Dennis Howlett says he, like Mike, has had difficulties with the new version of Wordpress. Most hosting providers won't have anything to do with third party apps, but Chris is helping Mike out. Of course, Techcruch does have 189K RSS subscribers, not to mention millions of monthly visitors - many, many of whom are developers. Still, Mike's Media Temple experience made me think of RedMonk analyst Stephen O'Grady's recent post on "triangulating for success".

Stephen points out that PR/marketing is not about reaching prospects as separate individuals. When someone hears about your product or service from a single source (especially if it's you - but even if it's someone they know and trust), it probably won't have much impact. "But the second notice, from a trusted party, triggers a little click of recognition, and is far more likely to register. Further mentions only escalate this, until the interest to skepticism ratio tilts in favor of a trial."

What this mean, Stephen says, is what you already know: every user counts. Anyone - not just prominent influencers like Mike - can have an impact on adoption. Have you triangulated your way to any new business lately? Chris has. Rackspace is a winner as well. Not one but two happy customers commented on Mike's post that they love being able to reach specialists - people who know and care - instead of someone who isn't empowered to help. I'm sure word on the street was one of the reasons why they were able to sign up 1,092 new customers last quarter. So think twice before you feed customers that "unsupported" line!

PS - If you need help identifying potential influencers, maybe RedMonk can help. James Governor's "distribution first, dollars second" pitch is mainly directed at the IBMs and Suns of the world ("Why not give some zSeries mainframe capacity to Linden Labs, say, but before it got famous?"). But I think his message is equally applicable to The Planet, say, or Verio. He says you need to "capture the customer at the point of desire, but then charge them at the point of value." Doesn't that make sense?

Comments
This might noteworthy if the site had 8 RSS subs and 10 users...of course you'd expect to get help when you are a large customer - I don't really consider that above and beyond.
# Posted By Chris | 2/16/07 2:31 PM
Chris,

Techcrunch is probably Media Temple's most influential customer - but I doubt it's the largest in terms of revenue or server count. As a vendor, it's easy to track customer size, but much harder to gauge their influence. Even if a guy has 8 RSS subs, you never know what else he might be up to.
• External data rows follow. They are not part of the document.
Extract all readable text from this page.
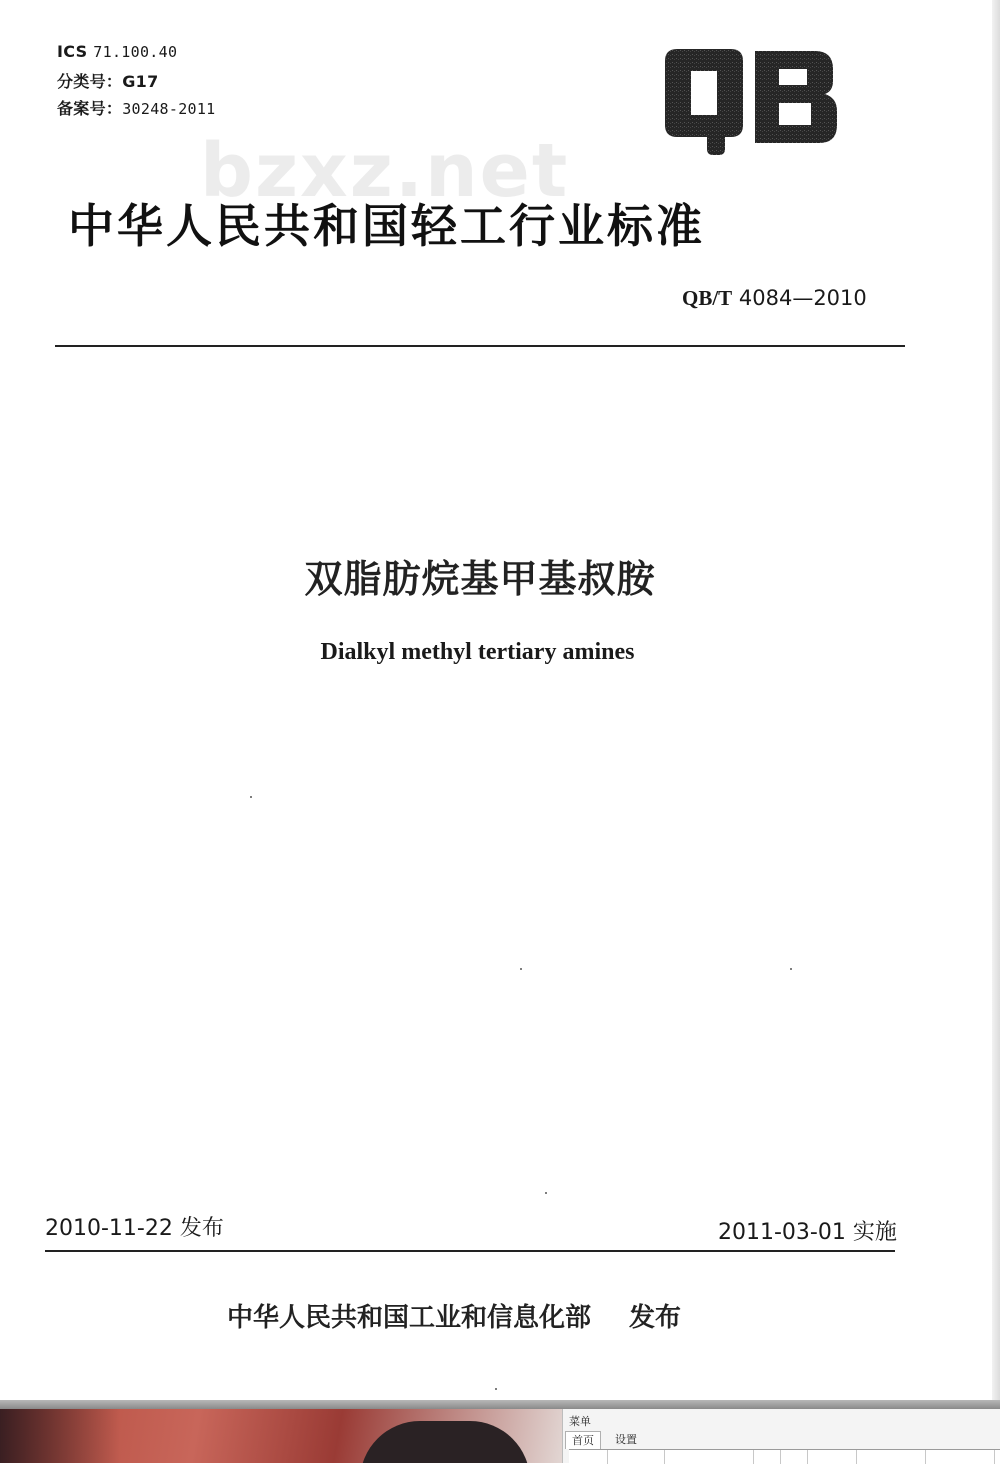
ICS 71.100.40
分类号：G17
备案号：30248-2011
bzxz.net
中华人民共和国轻工行业标准
QB/T 4084—2010
双脂肪烷基甲基叔胺
Dialkyl methyl tertiary amines
2010-11-22 发布	2011-03-01 实施
中华人民共和国工业和信息化部 发布
菜单
首页	设置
Real example: during my EV1 days, I came across a number of customers who were rock stars in their realms. I found out how cool they were only after getting a bunch of referrals. They themselves had low end servers and hardly any bandwidth usage. Who would have thought?

Any way, back to Chris Lea. Does he get out of bed at 4am for every customer? I hope not! But as an in the Web 2.0 loop kind of guy, I know that "unsupported" is NOT his default response.
# Posted By Isabel Wang | 2/16/07 3:01 PM
Thanks for highlighting this Isabel!! The one thing Michael left out was the fact that Chris, Daniel Greene and Ryan Afdahl all worked on it and some of the fixes we're recommended earlier by our friend Matt Mullenweg...Just wanted to get some kudos in for those guys and their contributions.

Agree with your previous comment. Most late nights our teams put in for customers happen without much fanfare. But when they speak highly of our service or we see referrals come in; it makes our day.